How to fix "Cannot allocate vector of size..." when using filter-function?

98 views Asked by At

In an university class, I need to work with a pretty big longitudinal data set: .rds-file is around 300mb, in total 380,000 observations of 5160 variables. The data set goes back to 1984, however I only the need the years from 2012. So in order to make things easier and more handleable I want to load the whole data set once, then use the filter-function to get rid of all the years before 2012, then discard all the variables which I dont need with select function and save the whole thing into a new, much smaller, more handleable .rds-file.

This is my code so far:

library(tidyr)
setwd("F:/data")
pl <- readRDS("pl.rds")

pl <- pl %>% filter (syear > 2012)
saveRDS(pl, file = "pl_2012.rds")

Loading the data set pl does actually work on my desktop pc (on my laptop, I can't even do that), but when I try to use filter I get: "Error: Cant allocate vector of size 14,5gb".
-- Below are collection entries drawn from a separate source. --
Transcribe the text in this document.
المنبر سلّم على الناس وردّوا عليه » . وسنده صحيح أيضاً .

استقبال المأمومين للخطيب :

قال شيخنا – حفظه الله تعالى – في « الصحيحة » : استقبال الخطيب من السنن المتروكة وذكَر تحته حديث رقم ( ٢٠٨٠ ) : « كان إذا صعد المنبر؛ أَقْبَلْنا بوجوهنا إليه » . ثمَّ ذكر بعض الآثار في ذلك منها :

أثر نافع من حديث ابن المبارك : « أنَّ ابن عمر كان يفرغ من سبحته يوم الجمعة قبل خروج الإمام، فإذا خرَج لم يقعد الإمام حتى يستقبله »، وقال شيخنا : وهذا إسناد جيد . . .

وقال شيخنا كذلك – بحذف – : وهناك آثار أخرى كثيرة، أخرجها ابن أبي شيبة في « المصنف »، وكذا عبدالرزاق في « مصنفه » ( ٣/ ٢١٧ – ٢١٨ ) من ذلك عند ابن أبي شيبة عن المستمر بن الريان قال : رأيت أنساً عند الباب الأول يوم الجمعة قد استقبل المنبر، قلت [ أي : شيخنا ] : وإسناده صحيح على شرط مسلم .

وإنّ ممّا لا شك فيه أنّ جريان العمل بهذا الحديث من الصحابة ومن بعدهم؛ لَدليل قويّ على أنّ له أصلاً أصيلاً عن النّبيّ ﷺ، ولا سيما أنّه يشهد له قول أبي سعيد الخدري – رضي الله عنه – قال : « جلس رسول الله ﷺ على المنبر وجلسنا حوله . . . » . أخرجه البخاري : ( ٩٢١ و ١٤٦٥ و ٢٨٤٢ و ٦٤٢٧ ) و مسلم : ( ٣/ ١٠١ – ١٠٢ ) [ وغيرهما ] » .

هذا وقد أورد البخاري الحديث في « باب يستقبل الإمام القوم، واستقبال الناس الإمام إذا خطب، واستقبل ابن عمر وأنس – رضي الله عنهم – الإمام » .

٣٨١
I know this means, that there's not enough memory for the operation. However, I don't understand why I get this here. The filter function should trim down the object and get rid of all the years I don't need, so the object in the workspace should get significantly smaller. I purposely used it on pl itself, to reduce its size and not create an additional object that takes up more memory. So why do I still get this error and more importantly, what can I do to fix it? Of course, I already closed every other non-important task and application in the background to get as much RAM as possible. Is there anything else I can do? I already have 16GB of RAM, other people in my class have 16GB as well, and for them the same method works just fine..so there must be a way..

1

There are 1 answers

0
Tjark van de Merwe On

For working with large datasets the arrow package might provide a solution. See the documentation for some examples.

But in the case of your code you could use:

library(dplyr)
library(arrow)

setwd("F:/data")
pl <- readRDS("pl.rds")

# define folder to store partitioned data file
dataset_path <- file.path(getwd(), "subset")
if(!dir.exists(dataset_path)) dir.create(dataset_path)

# break up file in smaller subsets
pl %>%
  group_by(syear) %>%
  write_dataset(dataset_path)

rm(pl)
gc()

# check
list.files(dataset_path, recursive = TRUE)

# make connection to data
dset <- open_dataset(dataset_path)

# do lazy loading and processing, example filtering
pl <- dset %>%
  filter(syear > 2012) %>%
  collect()

And you can use this not only to filter, but to do all kinds of operations without needing the full dataset in memory.